Mossad, Shin Bet to take in Haredim in new national service program – report
Intelligence agencies to each employ 100 ultra-Orthodox as part of volunteer alternative to military service
The Mossad spy agency and Shin Bet internal security service will begin to take in Haredi volunteers as part of a new national service program, a Monday report said.
The Mossad and Shin Bet will begin the program by each taking in 100 Haredi yeshiva students who are over the age of 21, after they undergo professional training, the Kan public broadcaster reported.
The enlistees will serve for two years and the program will be financed by the Intelligence Ministry and National Service Authority.
Last week, the leaders of the Mossad and Shin Bet met with Intelligence Minister Gila Gamliel to approve the new program, which is expected to launch next month, Kan reported.
National service is typically done on a volunteer basis as an alternative to mandatory military service.
The Haredi population of Israel overwhelmingly opposes performing mandated national civil or military service, seeing it as a way for secular forces to potentially draw away its members.
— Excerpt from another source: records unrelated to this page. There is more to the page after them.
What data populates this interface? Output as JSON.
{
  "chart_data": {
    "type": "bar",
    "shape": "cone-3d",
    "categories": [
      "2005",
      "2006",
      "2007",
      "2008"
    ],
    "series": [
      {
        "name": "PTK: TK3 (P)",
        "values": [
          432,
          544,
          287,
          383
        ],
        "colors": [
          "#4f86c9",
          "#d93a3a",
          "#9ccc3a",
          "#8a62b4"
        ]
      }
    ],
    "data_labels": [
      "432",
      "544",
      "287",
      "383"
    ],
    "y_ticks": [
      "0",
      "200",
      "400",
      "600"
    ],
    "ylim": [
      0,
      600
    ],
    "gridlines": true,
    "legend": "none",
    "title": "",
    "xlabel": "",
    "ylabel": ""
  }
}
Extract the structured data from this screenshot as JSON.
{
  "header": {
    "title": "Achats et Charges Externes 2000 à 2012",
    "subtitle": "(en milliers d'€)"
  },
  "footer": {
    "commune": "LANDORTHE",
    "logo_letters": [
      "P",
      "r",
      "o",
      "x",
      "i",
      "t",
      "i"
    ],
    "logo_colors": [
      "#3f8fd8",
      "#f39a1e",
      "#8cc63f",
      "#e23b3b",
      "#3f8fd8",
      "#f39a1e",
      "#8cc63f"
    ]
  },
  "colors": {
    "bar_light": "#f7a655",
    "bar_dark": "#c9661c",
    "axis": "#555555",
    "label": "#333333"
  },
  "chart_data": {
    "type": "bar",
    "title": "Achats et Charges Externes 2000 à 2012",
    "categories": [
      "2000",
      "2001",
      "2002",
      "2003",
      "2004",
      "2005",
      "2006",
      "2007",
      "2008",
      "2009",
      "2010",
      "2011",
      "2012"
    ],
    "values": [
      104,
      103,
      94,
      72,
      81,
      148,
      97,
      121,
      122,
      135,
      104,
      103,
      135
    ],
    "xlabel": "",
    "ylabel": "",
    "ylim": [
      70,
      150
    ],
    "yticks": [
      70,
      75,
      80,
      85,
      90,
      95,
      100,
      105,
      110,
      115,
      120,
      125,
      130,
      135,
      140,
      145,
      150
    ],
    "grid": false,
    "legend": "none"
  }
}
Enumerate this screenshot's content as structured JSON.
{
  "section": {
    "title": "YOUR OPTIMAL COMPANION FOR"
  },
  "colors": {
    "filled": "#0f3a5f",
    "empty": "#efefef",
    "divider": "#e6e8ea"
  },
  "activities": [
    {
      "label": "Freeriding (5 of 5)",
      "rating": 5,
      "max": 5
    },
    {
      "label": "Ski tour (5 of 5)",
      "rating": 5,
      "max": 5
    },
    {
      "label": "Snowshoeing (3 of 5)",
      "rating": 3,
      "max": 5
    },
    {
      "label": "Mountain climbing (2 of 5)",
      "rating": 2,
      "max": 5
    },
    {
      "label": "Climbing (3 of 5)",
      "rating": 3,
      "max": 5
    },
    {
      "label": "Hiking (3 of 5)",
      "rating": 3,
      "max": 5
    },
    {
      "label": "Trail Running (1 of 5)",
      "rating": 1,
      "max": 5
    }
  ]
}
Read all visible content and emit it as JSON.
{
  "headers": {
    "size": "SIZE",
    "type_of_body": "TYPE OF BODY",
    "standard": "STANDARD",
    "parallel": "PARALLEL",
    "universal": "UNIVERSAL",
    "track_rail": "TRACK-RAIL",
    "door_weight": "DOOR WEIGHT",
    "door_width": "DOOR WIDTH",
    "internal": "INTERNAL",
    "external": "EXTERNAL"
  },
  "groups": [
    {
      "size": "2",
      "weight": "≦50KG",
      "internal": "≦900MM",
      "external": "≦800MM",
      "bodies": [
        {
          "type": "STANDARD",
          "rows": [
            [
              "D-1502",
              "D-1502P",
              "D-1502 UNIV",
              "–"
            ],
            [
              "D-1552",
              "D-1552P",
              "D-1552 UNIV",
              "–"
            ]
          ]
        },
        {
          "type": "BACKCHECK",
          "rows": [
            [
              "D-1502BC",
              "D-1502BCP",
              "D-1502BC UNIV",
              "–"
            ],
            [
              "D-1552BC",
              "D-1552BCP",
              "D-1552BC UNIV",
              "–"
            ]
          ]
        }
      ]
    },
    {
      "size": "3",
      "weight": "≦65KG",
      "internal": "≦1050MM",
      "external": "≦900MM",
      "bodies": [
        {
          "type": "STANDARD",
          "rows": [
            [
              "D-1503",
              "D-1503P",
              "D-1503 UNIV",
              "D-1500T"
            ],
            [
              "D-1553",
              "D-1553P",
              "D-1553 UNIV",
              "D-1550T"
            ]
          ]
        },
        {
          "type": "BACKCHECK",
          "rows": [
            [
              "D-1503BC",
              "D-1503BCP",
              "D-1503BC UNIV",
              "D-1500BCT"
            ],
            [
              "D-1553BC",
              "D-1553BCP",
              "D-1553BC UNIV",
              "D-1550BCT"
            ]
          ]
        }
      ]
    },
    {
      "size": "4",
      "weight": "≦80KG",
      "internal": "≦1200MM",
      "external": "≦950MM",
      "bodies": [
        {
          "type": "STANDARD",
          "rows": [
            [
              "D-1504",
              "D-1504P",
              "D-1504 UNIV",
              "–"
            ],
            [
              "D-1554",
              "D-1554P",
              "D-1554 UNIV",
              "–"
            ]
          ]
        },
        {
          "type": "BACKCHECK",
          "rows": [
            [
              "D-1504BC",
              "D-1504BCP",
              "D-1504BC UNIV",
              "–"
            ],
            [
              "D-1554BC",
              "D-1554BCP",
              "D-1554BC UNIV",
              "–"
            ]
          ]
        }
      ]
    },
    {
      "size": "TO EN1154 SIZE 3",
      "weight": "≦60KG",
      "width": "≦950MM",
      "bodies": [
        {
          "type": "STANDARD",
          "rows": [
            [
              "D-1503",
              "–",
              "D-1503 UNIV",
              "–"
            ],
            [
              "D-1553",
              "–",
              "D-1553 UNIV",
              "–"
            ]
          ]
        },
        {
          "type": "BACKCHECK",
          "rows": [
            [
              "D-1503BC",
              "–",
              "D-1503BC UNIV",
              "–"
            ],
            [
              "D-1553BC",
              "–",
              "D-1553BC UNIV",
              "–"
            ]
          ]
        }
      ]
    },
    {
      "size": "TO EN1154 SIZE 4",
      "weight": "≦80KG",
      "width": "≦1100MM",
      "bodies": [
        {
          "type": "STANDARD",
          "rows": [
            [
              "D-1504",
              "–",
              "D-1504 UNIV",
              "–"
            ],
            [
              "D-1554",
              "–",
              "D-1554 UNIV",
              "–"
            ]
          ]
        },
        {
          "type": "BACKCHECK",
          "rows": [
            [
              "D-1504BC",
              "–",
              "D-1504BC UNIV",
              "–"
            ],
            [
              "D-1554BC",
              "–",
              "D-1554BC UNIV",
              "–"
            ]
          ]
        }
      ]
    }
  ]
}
The issue is highly contentious in Israeli society, where non-Haredi Jews overwhelmingly serve in the military.
While soldiers are generally drafted from age 18, many yeshiva students claim academic deferments and are thought to remain in religious study programs longer than they otherwise would, in order to dodge the draft until they reach the age at which they can be exempt permanently.
The drafting of ultra-Orthodox men into the military has long been highly controversial, and even more so in recent months, with Prime Minister Benjamin Netanyahu’s hardline government planning a law to facilitate increased exemptions for Haredim from military service.
The two Haredi parties in the coalition, United Torah Judaism (UTJ) and Shas, have for weeks been threatening to topple the government if the military draft law is not passed as soon as possible, according to various reports.
According to Hebrew media reports, Netanyahu has pledged to the ultra-Orthodox parties that a legislative memorandum for the draft bill will be previewed in the Knesset’s upcoming winter session in October.
By lowering the permanent exemption age, some members of the government believe it would encourage those Haredi men to leave the yeshiva and enter the workforce at a younger age.